"itu tempat apa?"
"semi-bar gitu,"
"kamu mabuk?"
"ya enggak lah, sayang,"
"nggak usah ya. tunggu aku, kita makan bareng aja di rumah ya,"
aku bisa saja marah. karena laki-laki ini melarangku pergi--sesuatu yang tidak sekali pun pernah ia lakukan. tapi seperti biasanya, marah tidak pernah jadi keahlianku. dan dalam hal ini, marah menjadi hal yang tidak pada tempatnya.
aku justru menurut, menunggu ia menjemputku seperti hari-hari sebelumnya. lalu kami pulang dan makan bersama di rumah.
hari ini, kukatakan padanya saat perjalanan ke kantor, aku mungkin akan pulang lebih malam. karena rekan kerjaku berulangtahun dan mungkin aku akan ikut dalam perayaan kecilnya.
"nanti kamu kabarin aja ya tempatnya di mana. nanti aku jemput. asal jangan mabuk ya,"

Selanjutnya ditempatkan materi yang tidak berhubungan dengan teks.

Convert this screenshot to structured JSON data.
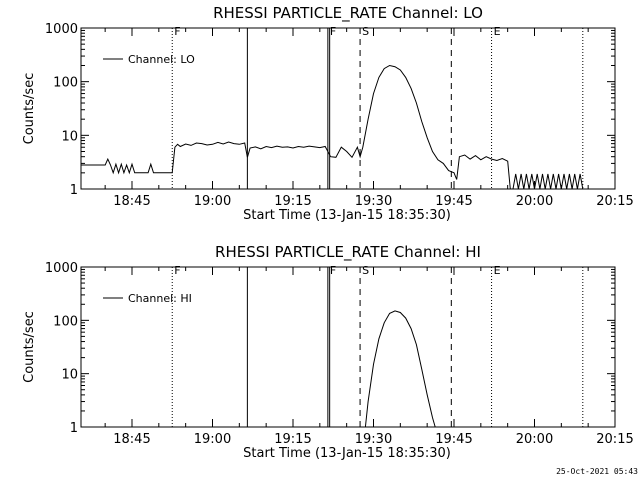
{
  "footer": {
    "timestamp": "25-Oct-2021 05:43"
  },
  "chart_data": [
    {
      "type": "line",
      "title": "RHESSI PARTICLE_RATE Channel: LO",
      "xlabel": "Start Time (13-Jan-15 18:35:30)",
      "ylabel": "Counts/sec",
      "yscale": "log",
      "ylim": [
        1,
        1000
      ],
      "xlim": [
        "18:35:30",
        "20:15:00"
      ],
      "yticks": [
        "1",
        "10",
        "100",
        "1000"
      ],
      "xticks": [
        "18:45",
        "19:00",
        "19:15",
        "19:30",
        "19:45",
        "20:00",
        "20:15"
      ],
      "legend": {
        "position": "top-left",
        "label": "Channel: LO"
      },
      "markers": [
        {
          "time": "18:52:30",
          "style": "dotted",
          "label": "F"
        },
        {
          "time": "19:06:30",
          "style": "solid",
          "label": ""
        },
        {
          "time": "19:21:30",
          "style": "solid",
          "label": "F"
        },
        {
          "time": "19:21:50",
          "style": "solid",
          "label": ""
        },
        {
          "time": "19:27:30",
          "style": "dashed",
          "label": "S"
        },
        {
          "time": "19:44:30",
          "style": "dashed",
          "label": ""
        },
        {
          "time": "19:52:00",
          "style": "dotted",
          "label": "E"
        },
        {
          "time": "20:09:00",
          "style": "dotted",
          "label": ""
        }
      ],
      "series": [
        {
          "name": "Channel: LO",
          "x": [
            "18:35:30",
            "18:40:00",
            "18:40:30",
            "18:41:00",
            "18:41:30",
            "18:42:00",
            "18:42:30",
            "18:43:00",
            "18:43:30",
            "18:44:00",
            "18:44:30",
            "18:45:00",
            "18:45:30",
            "18:46:00",
            "18:46:30",
            "18:47:00",
            "18:47:30",
            "18:48:00",
            "18:48:30",
            "18:49:00",
            "18:49:30",
            "18:50:00",
            "18:50:30",
            "18:51:00",
            "18:51:30",
            "18:52:00",
            "18:52:30",
            "18:53:00",
            "18:53:30",
            "18:54:00",
            "18:55:00",
            "18:56:00",
            "18:57:00",
            "18:58:00",
            "18:59:00",
            "19:00:00",
            "19:01:00",
            "19:02:00",
            "19:03:00",
            "19:04:00",
            "19:05:00",
            "19:06:00",
            "19:06:30",
            "19:07:00",
            "19:08:00",
            "19:09:00",
            "19:10:00",
            "19:11:00",
            "19:12:00",
            "19:13:00",
            "19:14:00",
            "19:15:00",
            "19:16:00",
            "19:17:00",
            "19:18:00",
            "19:19:00",
            "19:20:00",
            "19:21:00",
            "19:22:00",
            "19:23:00",
            "19:24:00",
            "19:25:00",
            "19:26:00",
            "19:27:00",
            "19:27:30",
            "19:28:00",
            "19:29:00",
            "19:30:00",
            "19:31:00",
            "19:32:00",
            "19:33:00",
            "19:34:00",
            "19:35:00",
            "19:36:00",
            "19:37:00",
            "19:38:00",
            "19:39:00",
            "19:40:00",
            "19:41:00",
            "19:42:00",
            "19:43:00",
            "19:44:00",
            "19:45:00",
            "19:45:30",
            "19:46:00",
            "19:47:00",
            "19:48:00",
            "19:49:00",
            "19:50:00",
            "19:51:00",
            "19:52:00",
            "19:53:00",
            "19:54:00",
            "19:55:00",
            "19:55:30",
            "19:56:00",
            "19:56:30",
            "19:57:00",
            "19:57:30",
            "19:58:00",
            "19:58:30",
            "19:59:00",
            "19:59:30",
            "20:00:00",
            "20:00:30",
            "20:01:00",
            "20:01:30",
            "20:02:00",
            "20:02:30",
            "20:03:00",
            "20:03:30",
            "20:04:00",
            "20:04:30",
            "20:05:00",
            "20:05:30",
            "20:06:00",
            "20:06:30",
            "20:07:00",
            "20:07:30",
            "20:08:00",
            "20:08:30",
            "20:09:00"
          ],
          "y": [
            2.8,
            2.8,
            3.6,
            2.8,
            2.0,
            2.9,
            2.0,
            2.9,
            2.0,
            2.8,
            2.0,
            2.9,
            2.0,
            2.0,
            2.0,
            2.0,
            2.0,
            2.0,
            2.9,
            2.0,
            2.0,
            2.0,
            2.0,
            2.0,
            2.0,
            2.0,
            2.0,
            6.0,
            6.8,
            6.2,
            6.9,
            6.5,
            7.2,
            7.0,
            6.6,
            6.8,
            7.4,
            6.9,
            7.5,
            7.0,
            6.8,
            7.2,
            3.9,
            5.8,
            6.1,
            5.6,
            6.2,
            5.9,
            6.3,
            6.0,
            6.1,
            5.8,
            6.2,
            6.0,
            6.3,
            6.1,
            5.9,
            6.2,
            4.0,
            3.9,
            6.0,
            5.0,
            3.9,
            6.0,
            4.0,
            6.0,
            20,
            60,
            120,
            175,
            200,
            190,
            165,
            120,
            75,
            40,
            18,
            9,
            5,
            3.5,
            3.0,
            2.2,
            2.0,
            1.5,
            4.0,
            4.3,
            3.6,
            4.2,
            3.5,
            4.0,
            3.6,
            3.4,
            3.7,
            3.3,
            1.0,
            1.0,
            1.9,
            1.0,
            1.9,
            1.0,
            1.9,
            1.0,
            1.9,
            1.0,
            1.9,
            1.0,
            1.9,
            1.0,
            1.9,
            1.0,
            1.9,
            1.0,
            1.9,
            1.0,
            1.9,
            1.0,
            1.9,
            1.0,
            1.9,
            1.0,
            1.9,
            1.0
          ]
        }
      ]
    },
    {
      "type": "line",
      "title": "RHESSI PARTICLE_RATE Channel: HI",
      "xlabel": "Start Time (13-Jan-15 18:35:30)",
      "ylabel": "Counts/sec",
      "yscale": "log",
      "ylim": [
        1,
        1000
      ],
      "xlim": [
        "18:35:30",
        "20:15:00"
      ],
      "yticks": [
        "1",
        "10",
        "100",
        "1000"
      ],
      "xticks": [
        "18:45",
        "19:00",
        "19:15",
        "19:30",
        "19:45",
        "20:00",
        "20:15"
      ],
      "legend": {
        "position": "top-left",
        "label": "Channel: HI"
      },
      "markers": [
        {
          "time": "18:52:30",
          "style": "dotted",
          "label": "F"
        },
        {
          "time": "19:06:30",
          "style": "solid",
          "label": ""
        },
        {
          "time": "19:21:30",
          "style": "solid",
          "label": "F"
        },
        {
          "time": "19:21:50",
          "style": "solid",
          "label": ""
        },
        {
          "time": "19:27:30",
          "style": "dashed",
          "label": "S"
        },
        {
          "time": "19:44:30",
          "style": "dashed",
          "label": ""
        },
        {
          "time": "19:52:00",
          "style": "dotted",
          "label": "E"
        },
        {
          "time": "20:09:00",
          "style": "dotted",
          "label": ""
        }
      ],
      "series": [
        {
          "name": "Channel: HI",
          "x": [
            "19:28:30",
            "19:29:00",
            "19:30:00",
            "19:31:00",
            "19:32:00",
            "19:33:00",
            "19:34:00",
            "19:35:00",
            "19:36:00",
            "19:37:00",
            "19:38:00",
            "19:39:00",
            "19:40:00",
            "19:41:00",
            "19:41:30"
          ],
          "y": [
            1.0,
            3.0,
            15,
            45,
            90,
            135,
            150,
            140,
            110,
            70,
            35,
            12,
            4,
            1.5,
            1.0
          ]
        }
      ]
    }
  ]
}
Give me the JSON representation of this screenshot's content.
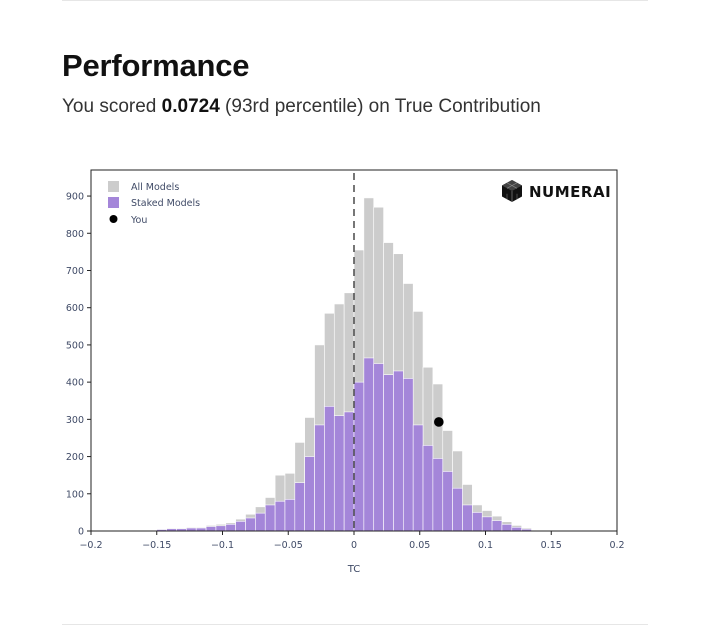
{
  "header": {
    "title": "Performance",
    "summary_prefix": "You scored ",
    "score": "0.0724",
    "summary_suffix": " (93rd percentile) on True Contribution"
  },
  "brand": {
    "logo_text": "NUMERAI",
    "logo_icon": "numerai-cube-icon"
  },
  "colors": {
    "all_models": "#cccccc",
    "staked_models": "#a486d9",
    "you": "#000000",
    "axis_text": "#3f4a66"
  },
  "chart_data": {
    "type": "bar",
    "xlabel": "TC",
    "ylabel": "",
    "xlim": [
      -0.2,
      0.2
    ],
    "ylim": [
      0,
      970
    ],
    "x_ticks": [
      -0.2,
      -0.15,
      -0.1,
      -0.05,
      0,
      0.05,
      0.1,
      0.15,
      0.2
    ],
    "x_tick_labels": [
      "−0.2",
      "−0.15",
      "−0.1",
      "−0.05",
      "0",
      "0.05",
      "0.1",
      "0.15",
      "0.2"
    ],
    "y_ticks": [
      0,
      100,
      200,
      300,
      400,
      500,
      600,
      700,
      800,
      900
    ],
    "y_tick_labels": [
      "0",
      "100",
      "200",
      "300",
      "400",
      "500",
      "600",
      "700",
      "800",
      "900"
    ],
    "legend_position": "top-left",
    "grid": false,
    "vline_x": 0,
    "bin_starts": [
      -0.15,
      -0.1425,
      -0.135,
      -0.1275,
      -0.12,
      -0.1125,
      -0.105,
      -0.0975,
      -0.09,
      -0.0825,
      -0.075,
      -0.0675,
      -0.06,
      -0.0525,
      -0.045,
      -0.0375,
      -0.03,
      -0.0225,
      -0.015,
      -0.0075,
      0,
      0.0075,
      0.015,
      0.0225,
      0.03,
      0.0375,
      0.045,
      0.0525,
      0.06,
      0.0675,
      0.075,
      0.0825,
      0.09,
      0.0975,
      0.105,
      0.1125,
      0.12,
      0.1275
    ],
    "bin_width": 0.0075,
    "series": [
      {
        "name": "All Models",
        "values": [
          5,
          8,
          8,
          10,
          10,
          15,
          18,
          22,
          32,
          45,
          65,
          90,
          150,
          155,
          238,
          305,
          500,
          585,
          610,
          640,
          755,
          895,
          870,
          775,
          745,
          665,
          590,
          440,
          395,
          270,
          215,
          125,
          70,
          55,
          40,
          25,
          15,
          8
        ]
      },
      {
        "name": "Staked Models",
        "values": [
          4,
          6,
          6,
          8,
          8,
          12,
          14,
          18,
          26,
          35,
          48,
          70,
          80,
          85,
          130,
          200,
          285,
          335,
          310,
          320,
          400,
          465,
          450,
          420,
          430,
          410,
          285,
          230,
          195,
          160,
          115,
          70,
          50,
          38,
          28,
          18,
          10,
          5
        ]
      },
      {
        "name": "You",
        "points": [
          {
            "x": 0.0645,
            "y": 293
          }
        ]
      }
    ]
  }
}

ia mengatakan hal itu bukan karena aku suka mabuk. hanya kukenali kekhawatiran dan kasih sayang luar biasa di nada bicaranya. atau barangkali ia tahu betul bahwa aku sudah setiap hari mabuk dengan apa yang kami sebut cinta. maka mabuk-mabuk lainnya menjadi hal yang sama sekali tidak perlu.
Jakarta,
dalam keadaan setengah mengantuk
menunggu ia di lobi kantor
akhir-akhir ini di kepalaku berputar lebih banyak imaji tentang kita. kadang kulihat kita sebagai sepasang yang riang, seperti kucing-kucing kecil yang berlarian di beranda rumahmu. kadang kubayangkan kita sebagai dua yang lebur jadi satu, saling cumbu di balik pintu.
tidak jarang, kutemui kita yang berseteru. kamu dengan diammu yang selalu coba kuterjemahkan menjadi kata-kata. atau aku dan keakuanku yang kamu tundukkan tanpa banyak bicara.

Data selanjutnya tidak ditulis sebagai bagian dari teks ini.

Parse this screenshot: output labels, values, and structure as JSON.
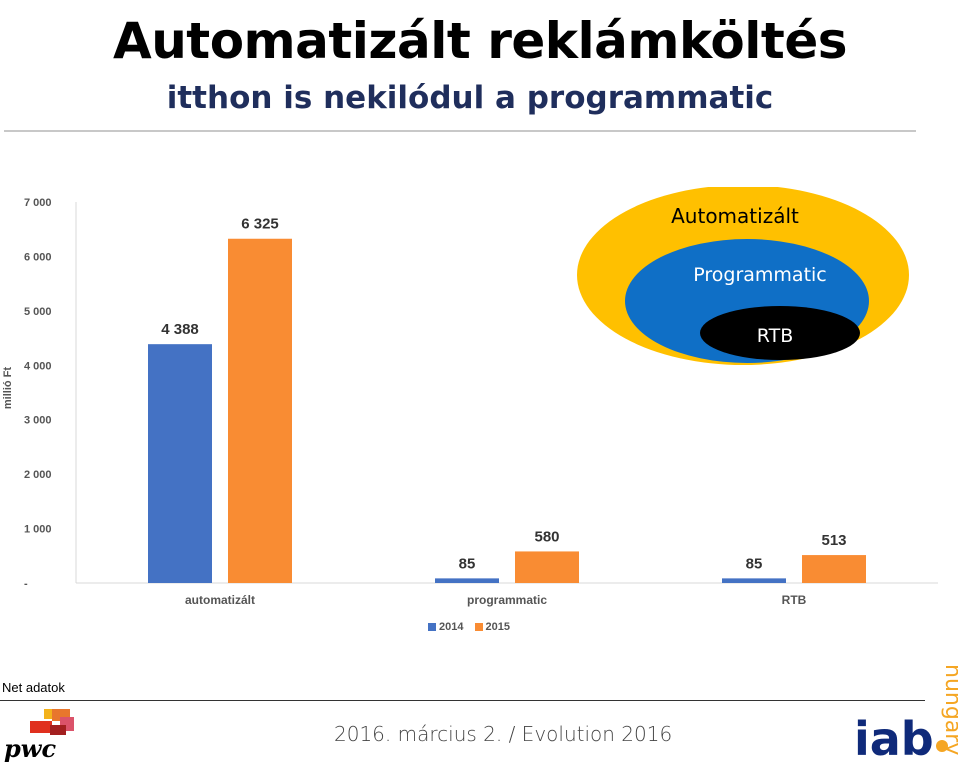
{
  "header": {
    "title": "Automatizált reklámköltés",
    "subtitle": "itthon is nekilódul a programmatic"
  },
  "chart_data": {
    "type": "bar",
    "categories": [
      "automatizált",
      "programmatic",
      "RTB"
    ],
    "series": [
      {
        "name": "2014",
        "values": [
          4388,
          85,
          85
        ],
        "labels": [
          "4 388",
          "85",
          "85"
        ],
        "color": "#4472c4"
      },
      {
        "name": "2015",
        "values": [
          6325,
          580,
          513
        ],
        "labels": [
          "6 325",
          "580",
          "513"
        ],
        "color": "#f98c33"
      }
    ],
    "ylabel": "millió Ft",
    "ylim": [
      0,
      7000
    ],
    "yticks": [
      {
        "value": 0,
        "label": "-"
      },
      {
        "value": 1000,
        "label": "1 000"
      },
      {
        "value": 2000,
        "label": "2 000"
      },
      {
        "value": 3000,
        "label": "3 000"
      },
      {
        "value": 4000,
        "label": "4 000"
      },
      {
        "value": 5000,
        "label": "5 000"
      },
      {
        "value": 6000,
        "label": "6 000"
      },
      {
        "value": 7000,
        "label": "7 000"
      }
    ],
    "grid": false,
    "legend_position": "bottom"
  },
  "venn": {
    "outer": {
      "label": "Automatizált",
      "color": "#ffc000"
    },
    "middle": {
      "label": "Programmatic",
      "color": "#0f6fc6"
    },
    "inner": {
      "label": "RTB",
      "color": "#000000"
    }
  },
  "note": "Net adatok",
  "footer": {
    "text": "2016. március 2. / Evolution 2016",
    "pwc_logo": "pwc",
    "iab_logo_main": "iab",
    "iab_logo_side": "hungary"
  }
}
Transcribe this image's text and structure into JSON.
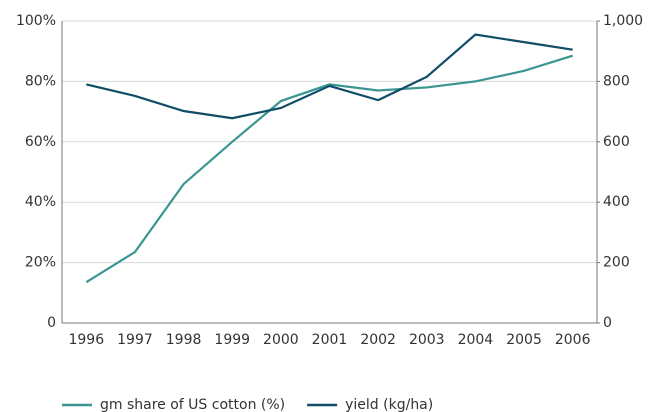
{
  "chart_data": {
    "type": "line",
    "categories": [
      "1996",
      "1997",
      "1998",
      "1999",
      "2000",
      "2001",
      "2002",
      "2003",
      "2004",
      "2005",
      "2006"
    ],
    "series": [
      {
        "name": "gm share of US cotton (%)",
        "color": "#3b9590",
        "values": [
          13.5,
          23.5,
          46,
          60,
          73.5,
          79,
          77,
          78,
          80,
          83.5,
          88.5
        ]
      },
      {
        "name": "yield (kg/ha)",
        "color": "#0f4d69",
        "axis": "y2",
        "values": [
          790,
          752,
          702,
          678,
          712,
          785,
          738,
          815,
          955,
          930,
          905
        ]
      }
    ],
    "ylim": [
      0,
      100
    ],
    "yticks": [
      0,
      {
        "value": 20,
        "label": "20%"
      },
      {
        "value": 40,
        "label": "40%"
      },
      {
        "value": 60,
        "label": "60%"
      },
      {
        "value": 80,
        "label": "80%"
      },
      {
        "value": 100,
        "label": "100%"
      }
    ],
    "y2lim": [
      0,
      1000
    ],
    "y2ticks": [
      0,
      200,
      400,
      600,
      800,
      {
        "value": 1000,
        "label": "1,000"
      }
    ],
    "grid": true,
    "legend": "bottom"
  }
}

tentu akan lebih banyak lagi imaji yang tidak terpikirkan. apa pun itu, semoga kelak ia nyata sebagai sesuatu yang membuat kita saling menguatkan segala lemah, saling meredakan segala amarah, dan saling mencinta tanpa mengenal sudah.
08.00 a.m
kita duduk bersisian, menikmati pagi yang hening dalam balutan baju hangat masing-masing. hanya aku, kamu dan burung-burung yang entah bicara apa—semoga segala yang bisa diaminkan semesta.

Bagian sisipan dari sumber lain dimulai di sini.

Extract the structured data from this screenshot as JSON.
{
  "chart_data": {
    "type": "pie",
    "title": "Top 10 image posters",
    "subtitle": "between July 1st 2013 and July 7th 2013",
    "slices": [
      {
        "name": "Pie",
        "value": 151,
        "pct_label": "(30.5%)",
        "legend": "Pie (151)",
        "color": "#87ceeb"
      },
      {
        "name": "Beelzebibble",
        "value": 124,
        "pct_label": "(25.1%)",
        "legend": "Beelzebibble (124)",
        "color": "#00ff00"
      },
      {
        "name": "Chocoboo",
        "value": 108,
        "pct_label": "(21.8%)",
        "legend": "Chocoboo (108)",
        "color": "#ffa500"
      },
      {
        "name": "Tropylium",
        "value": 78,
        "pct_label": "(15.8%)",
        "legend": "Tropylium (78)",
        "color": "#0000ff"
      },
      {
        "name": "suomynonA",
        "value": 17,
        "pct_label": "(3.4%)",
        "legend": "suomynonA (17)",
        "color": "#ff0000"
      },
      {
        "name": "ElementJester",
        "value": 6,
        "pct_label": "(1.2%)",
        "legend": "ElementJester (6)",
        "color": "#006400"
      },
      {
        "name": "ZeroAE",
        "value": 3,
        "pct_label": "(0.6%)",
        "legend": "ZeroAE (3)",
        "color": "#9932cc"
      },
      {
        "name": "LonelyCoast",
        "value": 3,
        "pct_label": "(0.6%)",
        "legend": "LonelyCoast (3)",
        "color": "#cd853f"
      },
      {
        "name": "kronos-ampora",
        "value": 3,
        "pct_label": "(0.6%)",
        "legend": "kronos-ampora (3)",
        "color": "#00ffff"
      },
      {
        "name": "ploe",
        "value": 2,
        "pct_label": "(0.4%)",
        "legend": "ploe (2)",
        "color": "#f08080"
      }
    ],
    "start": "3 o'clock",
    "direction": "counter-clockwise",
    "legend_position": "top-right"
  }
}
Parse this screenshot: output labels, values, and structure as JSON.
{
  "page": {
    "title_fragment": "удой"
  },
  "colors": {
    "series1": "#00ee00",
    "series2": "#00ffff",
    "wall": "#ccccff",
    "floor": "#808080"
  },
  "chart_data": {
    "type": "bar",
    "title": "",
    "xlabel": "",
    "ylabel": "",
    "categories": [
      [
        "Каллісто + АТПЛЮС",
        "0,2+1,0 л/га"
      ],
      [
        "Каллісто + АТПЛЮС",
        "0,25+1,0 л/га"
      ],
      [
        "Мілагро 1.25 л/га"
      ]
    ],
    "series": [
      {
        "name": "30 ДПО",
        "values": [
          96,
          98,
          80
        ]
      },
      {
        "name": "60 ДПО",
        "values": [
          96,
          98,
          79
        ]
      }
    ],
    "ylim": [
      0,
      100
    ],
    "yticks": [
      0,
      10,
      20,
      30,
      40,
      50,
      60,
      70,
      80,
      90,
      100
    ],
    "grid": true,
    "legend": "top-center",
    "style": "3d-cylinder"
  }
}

masih ada kabut dan dingin sisa hujan deras semalam. tapi entah mengapa hatiku menghangat. mungkin karena teh tarik panas yang sambil kita sesap sesekali. atau sisa pelukmu malam tadi?
apa pun itu, kurasa ini pagi terbaik yang pernah ada. semoga untukmu juga.
dari kejauhan kulihat teman-temanmu sibuk mengambil gambar. gunung gede, pangrango dan salak dalam satu frame memang sulit untuk ditepis keindahannya. sama seperti kamu dan segala kebaikan yang tumbuh di dadamu.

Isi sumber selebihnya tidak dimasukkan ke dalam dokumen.